MTHFD2 is a key enzyme in mitochondrial one-carbon metabolism and promotes the conversion of 5,10-methylenetetrahyderofolate to 10-formyl-tetrahydrofolate [49]. During this process, the one-carbon formyl groups are substrates for nucleotide synthesis, and NADPH generated from NADP+ displays antioxidative ability, which could promote malignant tumor progression.
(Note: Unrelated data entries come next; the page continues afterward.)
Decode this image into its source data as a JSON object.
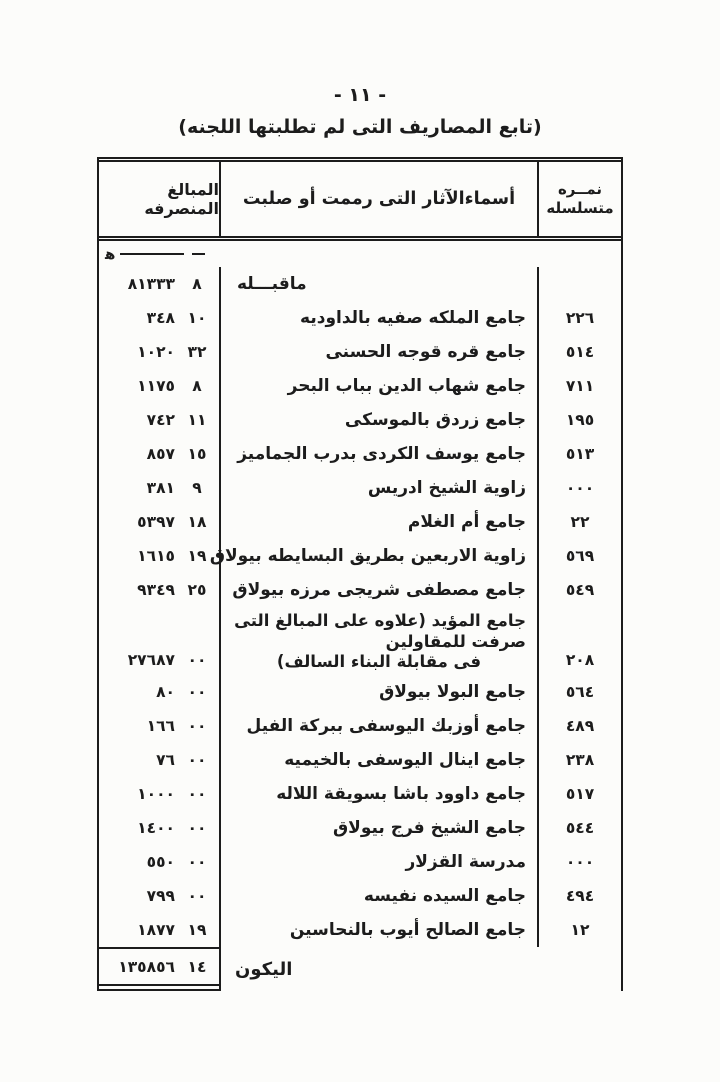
{
  "colors": {
    "ink": "#1c1c1c",
    "paper": "#fcfcfa"
  },
  "page": {
    "number": "- ١١ -",
    "subtitle": "(تابع المصاريف التى لم تطلبتها اللجنه)"
  },
  "table": {
    "headers": {
      "serial_line1": "نمــره",
      "serial_line2": "متسلسله",
      "monuments": "أسماءالآثار التى رممت أو صلبت",
      "amounts": "المبالغ المنصرفه"
    },
    "units_symbol": "ﻫ",
    "rows": [
      {
        "serial": "",
        "name": "ماقبـــله",
        "name_align": "left",
        "amount": "٨١٣٣٣",
        "fraction": "٨"
      },
      {
        "serial": "٢٢٦",
        "name": "جامع الملكه صفيه بالداوديه",
        "amount": "٣٤٨",
        "fraction": "١٠"
      },
      {
        "serial": "٥١٤",
        "name": "جامع قره قوجه الحسنى",
        "amount": "١٠٢٠",
        "fraction": "٣٢"
      },
      {
        "serial": "٧١١",
        "name": "جامع شهاب الدين بباب البحر",
        "amount": "١١٧٥",
        "fraction": "٨"
      },
      {
        "serial": "١٩٥",
        "name": "جامع زردق بالموسكى",
        "amount": "٧٤٢",
        "fraction": "١١"
      },
      {
        "serial": "٥١٣",
        "name": "جامع يوسف الكردى بدرب الجماميز",
        "amount": "٨٥٧",
        "fraction": "١٥"
      },
      {
        "serial": "٠٠٠",
        "name": "زاوية الشيخ ادريس",
        "amount": "٣٨١",
        "fraction": "٩"
      },
      {
        "serial": "٢٢",
        "name": "جامع أم الغلام",
        "amount": "٥٣٩٧",
        "fraction": "١٨"
      },
      {
        "serial": "٥٦٩",
        "name": "زاوية الاربعين بطريق البسايطه بيولاق",
        "amount": "١٦١٥",
        "fraction": "١٩"
      },
      {
        "serial": "٥٤٩",
        "name": "جامع مصطفى شريجى مرزه بيولاق",
        "amount": "٩٣٤٩",
        "fraction": "٢٥"
      },
      {
        "serial": "٢٠٨",
        "name": "جامع المؤيد (علاوه على المبالغ التى صرفت للمقاولين",
        "name2": "فى مقابلة البناء السالف)",
        "amount": "٢٧٦٨٧",
        "fraction": "٠٠"
      },
      {
        "serial": "٥٦٤",
        "name": "جامع البولا بيولاق",
        "amount": "٨٠",
        "fraction": "٠٠"
      },
      {
        "serial": "٤٨٩",
        "name": "جامع أوزبك اليوسفى ببركة الفيل",
        "amount": "١٦٦",
        "fraction": "٠٠"
      },
      {
        "serial": "٢٣٨",
        "name": "جامع اينال اليوسفى بالخيميه",
        "amount": "٧٦",
        "fraction": "٠٠"
      },
      {
        "serial": "٥١٧",
        "name": "جامع داوود باشا بسويقة اللاله",
        "amount": "١٠٠٠",
        "fraction": "٠٠"
      },
      {
        "serial": "٥٤٤",
        "name": "جامع الشيخ فرج بيولاق",
        "amount": "١٤٠٠",
        "fraction": "٠٠"
      },
      {
        "serial": "٠٠٠",
        "name": "مدرسة القزلار",
        "amount": "٥٥٠",
        "fraction": "٠٠"
      },
      {
        "serial": "٤٩٤",
        "name": "جامع السيده نفيسه",
        "amount": "٧٩٩",
        "fraction": "٠٠"
      },
      {
        "serial": "١٢",
        "name": "جامع الصالح أيوب بالنحاسين",
        "amount": "١٨٧٧",
        "fraction": "١٩"
      }
    ],
    "total": {
      "label": "اليكون",
      "amount": "١٣٥٨٥٦",
      "fraction": "١٤"
    }
  }
}
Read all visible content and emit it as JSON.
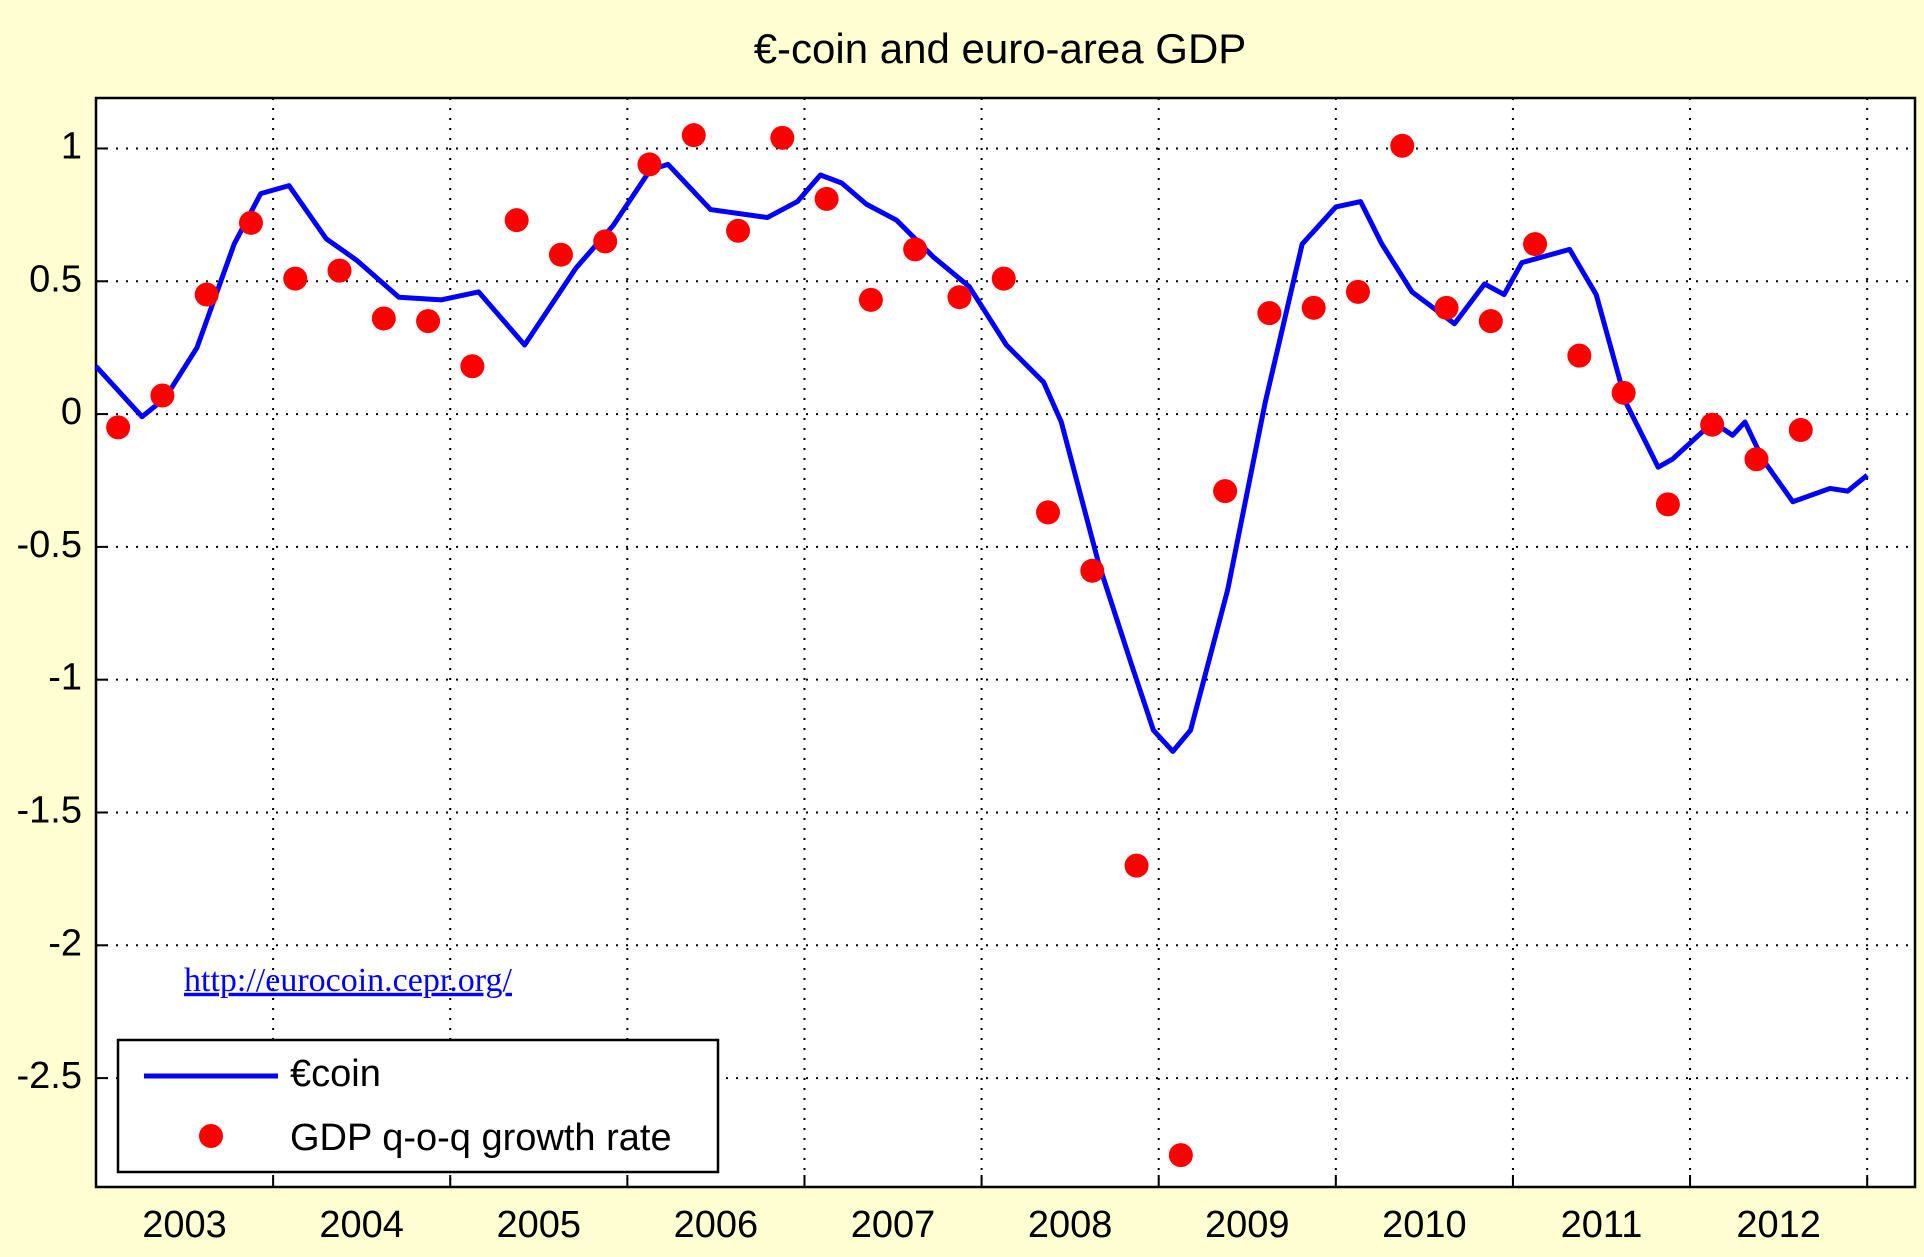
{
  "chart_data": {
    "type": "line",
    "title": "€-coin and euro-area GDP",
    "annotation": "http://eurocoin.cepr.org/",
    "xlim": [
      2003,
      2013.27
    ],
    "ylim": [
      -2.91,
      1.19
    ],
    "xticks": [
      {
        "value": 2003.5,
        "label": "2003"
      },
      {
        "value": 2004.5,
        "label": "2004"
      },
      {
        "value": 2005.5,
        "label": "2005"
      },
      {
        "value": 2006.5,
        "label": "2006"
      },
      {
        "value": 2007.5,
        "label": "2007"
      },
      {
        "value": 2008.5,
        "label": "2008"
      },
      {
        "value": 2009.5,
        "label": "2009"
      },
      {
        "value": 2010.5,
        "label": "2010"
      },
      {
        "value": 2011.5,
        "label": "2011"
      },
      {
        "value": 2012.5,
        "label": "2012"
      }
    ],
    "xgrid": [
      2004,
      2005,
      2006,
      2007,
      2008,
      2009,
      2010,
      2011,
      2012,
      2013
    ],
    "yticks": [
      1,
      0.5,
      0,
      -0.5,
      -1,
      -1.5,
      -2,
      -2.5
    ],
    "grid": true,
    "legend": "lower left",
    "series": [
      {
        "name": "€coin",
        "type": "line",
        "color": "#0000ff",
        "x": [
          2003.0,
          2003.26,
          2003.39,
          2003.57,
          2003.78,
          2003.93,
          2004.09,
          2004.3,
          2004.47,
          2004.71,
          2004.95,
          2005.16,
          2005.42,
          2005.71,
          2005.92,
          2006.13,
          2006.23,
          2006.47,
          2006.79,
          2006.96,
          2007.09,
          2007.21,
          2007.35,
          2007.52,
          2007.73,
          2007.93,
          2008.14,
          2008.35,
          2008.45,
          2008.66,
          2008.84,
          2008.97,
          2009.08,
          2009.18,
          2009.39,
          2009.6,
          2009.81,
          2010.0,
          2010.14,
          2010.26,
          2010.43,
          2010.67,
          2010.84,
          2010.95,
          2011.05,
          2011.32,
          2011.47,
          2011.64,
          2011.82,
          2011.9,
          2012.13,
          2012.24,
          2012.31,
          2012.41,
          2012.58,
          2012.79,
          2012.89,
          2013.0
        ],
        "values": [
          0.18,
          -0.01,
          0.06,
          0.25,
          0.64,
          0.83,
          0.86,
          0.66,
          0.58,
          0.44,
          0.43,
          0.46,
          0.26,
          0.55,
          0.71,
          0.92,
          0.94,
          0.77,
          0.74,
          0.8,
          0.9,
          0.87,
          0.79,
          0.73,
          0.59,
          0.48,
          0.26,
          0.12,
          -0.03,
          -0.56,
          -0.93,
          -1.19,
          -1.27,
          -1.19,
          -0.66,
          0.04,
          0.64,
          0.78,
          0.8,
          0.64,
          0.46,
          0.34,
          0.49,
          0.45,
          0.57,
          0.62,
          0.45,
          0.04,
          -0.2,
          -0.17,
          -0.03,
          -0.08,
          -0.03,
          -0.17,
          -0.33,
          -0.28,
          -0.29,
          -0.23
        ]
      },
      {
        "name": "GDP q-o-q growth rate",
        "type": "scatter",
        "color": "#ff0000",
        "x": [
          2003.125,
          2003.375,
          2003.625,
          2003.875,
          2004.125,
          2004.375,
          2004.625,
          2004.875,
          2005.125,
          2005.375,
          2005.625,
          2005.875,
          2006.125,
          2006.375,
          2006.625,
          2006.875,
          2007.125,
          2007.375,
          2007.625,
          2007.875,
          2008.125,
          2008.375,
          2008.625,
          2008.875,
          2009.125,
          2009.375,
          2009.625,
          2009.875,
          2010.125,
          2010.375,
          2010.625,
          2010.875,
          2011.125,
          2011.375,
          2011.625,
          2011.875,
          2012.125,
          2012.375,
          2012.625
        ],
        "values": [
          -0.05,
          0.07,
          0.45,
          0.72,
          0.51,
          0.54,
          0.36,
          0.35,
          0.18,
          0.73,
          0.6,
          0.65,
          0.94,
          1.05,
          0.69,
          1.04,
          0.81,
          0.43,
          0.62,
          0.44,
          0.51,
          -0.37,
          -0.59,
          -1.7,
          -2.79,
          -0.29,
          0.38,
          0.4,
          0.46,
          1.01,
          0.4,
          0.35,
          0.64,
          0.22,
          0.08,
          -0.34,
          -0.04,
          -0.17,
          -0.06
        ]
      }
    ]
  }
}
Moreover, MTHFD2 could induce oncogene expression by regulating DNA replication, RNA translation, and epigenetic modification [24, 50]. Multiple studies mentioned above support the hypothesis that MTHFD2 facilitates the initiation and progression of diverse original tumors by these pathways, which was summarized by Zhu and Leung [51]. Therefore, MTHFD2 has been widely recognized as a potential therapeutic target for tumor treatment [52, 53]. In recent years, several groups have developed studies of MTHFD2 inhibitors, some of which have presented potential antitumor efficacy in experiments in vitro and in vivo [54-58].

The role of one-carbon metabolism was firstly reported in NSCLC in 2012 [59]. Previous studies and our experiments have proven the high expression and tumor-promoting effect of MTHFD2 in NSCLC [29-35]. And in our study, silence of MTHFD2 increased oxidative capacity and decreased antioxidative capacity, which could induce cellular damage and growth inhibition, which indicated that knockdown of MTHFD2 could promote cell cycle arrest by increasing oxidative factors.
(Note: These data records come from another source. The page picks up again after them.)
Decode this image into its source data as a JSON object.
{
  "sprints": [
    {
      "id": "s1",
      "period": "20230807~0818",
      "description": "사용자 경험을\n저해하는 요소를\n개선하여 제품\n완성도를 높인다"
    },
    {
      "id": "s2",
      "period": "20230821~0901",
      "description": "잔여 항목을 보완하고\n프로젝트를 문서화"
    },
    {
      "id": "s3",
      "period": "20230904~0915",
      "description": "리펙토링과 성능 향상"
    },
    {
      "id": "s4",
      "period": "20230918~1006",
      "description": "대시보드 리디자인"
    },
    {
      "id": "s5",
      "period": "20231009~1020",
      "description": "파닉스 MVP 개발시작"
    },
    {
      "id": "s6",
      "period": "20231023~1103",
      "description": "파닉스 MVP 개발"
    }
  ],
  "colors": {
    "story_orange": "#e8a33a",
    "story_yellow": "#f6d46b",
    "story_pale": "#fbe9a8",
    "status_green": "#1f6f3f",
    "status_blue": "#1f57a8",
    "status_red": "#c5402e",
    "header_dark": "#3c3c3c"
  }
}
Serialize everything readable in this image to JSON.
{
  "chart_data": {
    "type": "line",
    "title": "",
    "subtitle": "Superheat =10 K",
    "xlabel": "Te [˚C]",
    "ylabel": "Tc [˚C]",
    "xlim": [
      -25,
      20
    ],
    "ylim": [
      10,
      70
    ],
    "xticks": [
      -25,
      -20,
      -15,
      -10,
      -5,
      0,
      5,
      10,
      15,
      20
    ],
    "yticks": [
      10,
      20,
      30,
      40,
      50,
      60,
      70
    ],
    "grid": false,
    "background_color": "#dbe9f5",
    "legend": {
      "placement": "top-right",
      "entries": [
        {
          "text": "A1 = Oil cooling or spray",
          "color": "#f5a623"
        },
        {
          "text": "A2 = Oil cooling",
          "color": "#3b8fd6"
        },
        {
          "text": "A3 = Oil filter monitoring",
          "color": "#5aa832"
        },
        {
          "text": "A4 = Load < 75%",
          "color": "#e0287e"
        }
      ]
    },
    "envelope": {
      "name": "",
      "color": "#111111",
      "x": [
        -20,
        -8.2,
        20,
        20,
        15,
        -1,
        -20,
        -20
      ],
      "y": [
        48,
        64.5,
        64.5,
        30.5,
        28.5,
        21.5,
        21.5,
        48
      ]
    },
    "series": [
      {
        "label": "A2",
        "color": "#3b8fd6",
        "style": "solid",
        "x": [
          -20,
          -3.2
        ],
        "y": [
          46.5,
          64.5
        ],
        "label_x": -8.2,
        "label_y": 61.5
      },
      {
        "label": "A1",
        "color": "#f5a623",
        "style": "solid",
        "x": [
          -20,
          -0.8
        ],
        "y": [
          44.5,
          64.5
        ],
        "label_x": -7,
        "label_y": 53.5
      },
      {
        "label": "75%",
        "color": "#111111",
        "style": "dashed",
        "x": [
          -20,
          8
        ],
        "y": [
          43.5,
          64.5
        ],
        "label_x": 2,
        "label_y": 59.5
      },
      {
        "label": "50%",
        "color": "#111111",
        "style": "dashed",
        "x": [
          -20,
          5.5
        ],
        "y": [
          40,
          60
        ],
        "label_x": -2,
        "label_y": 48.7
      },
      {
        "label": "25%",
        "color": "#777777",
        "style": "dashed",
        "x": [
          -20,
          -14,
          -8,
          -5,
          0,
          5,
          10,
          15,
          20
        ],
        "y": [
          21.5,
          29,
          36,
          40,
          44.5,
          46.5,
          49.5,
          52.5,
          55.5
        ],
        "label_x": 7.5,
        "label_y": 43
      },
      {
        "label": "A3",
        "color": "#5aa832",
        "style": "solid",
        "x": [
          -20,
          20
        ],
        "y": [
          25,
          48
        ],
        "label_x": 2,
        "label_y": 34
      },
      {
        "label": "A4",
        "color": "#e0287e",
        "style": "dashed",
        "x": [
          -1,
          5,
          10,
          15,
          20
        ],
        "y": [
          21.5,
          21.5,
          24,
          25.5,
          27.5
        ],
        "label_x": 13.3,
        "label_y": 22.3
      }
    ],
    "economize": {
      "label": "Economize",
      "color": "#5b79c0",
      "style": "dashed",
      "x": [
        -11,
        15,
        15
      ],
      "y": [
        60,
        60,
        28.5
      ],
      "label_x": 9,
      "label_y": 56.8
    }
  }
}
Moreover, the potential regulated mechanism of MTHFD2 expression in NSCLC has not been explained. mTOR complex I (mTORC1) is a central coordinator of metabolic processes [60], and Ben-Sahra et al. demonstrated that mTORC1 regulated MTHFD2 expression dependent on activating transcription factor 4 (ATF4) in normal and cancer cells [48]. They hypothesized that ATF4 could directly regulate MTHFD2 expression. However, our experiments indicated that MTHFD2 was indeed adjusted by ATF4 but not directly. Moreover, the transcription factor MYC is a master regulator of cell metabolism. Our study suggested that MYC could bind to the promoter region of MTHFD2 and transcriptionally regulate MTHFD2 in NSCLC, consistent with previous experiments in acute myeloid leukemia [12] and colorectal cancer [26]. Furthermore, the results of our experiments also found that MYC could be downregulated under ATF4 knockdown and that ATF4 regulated MTHFD2 expression through MYC instead of direct mediation (Figure 10). In addition, miR-30a-3p was recently reported to target MTHFD2 in small cell lung cancer [61]. Although miR-30a-3p showed increased expression in NSCLC, it did not participate in MTHFD2 regulation (data not shown).

Figure 10

MTHFD2 overexpression mediated by ATF4/MYC promoted NSCLC progression by maintaining oxidative balance.

5. Conclusion

High expression of MTHFD2 was identified to be involved NSCLC progression by regulating redox homeostasis. Moreover, ATF4/MYC regulated high MTHFD2 expression in NSCLC, which provides a comprehensive understanding of MTHFD2 in NSCLC.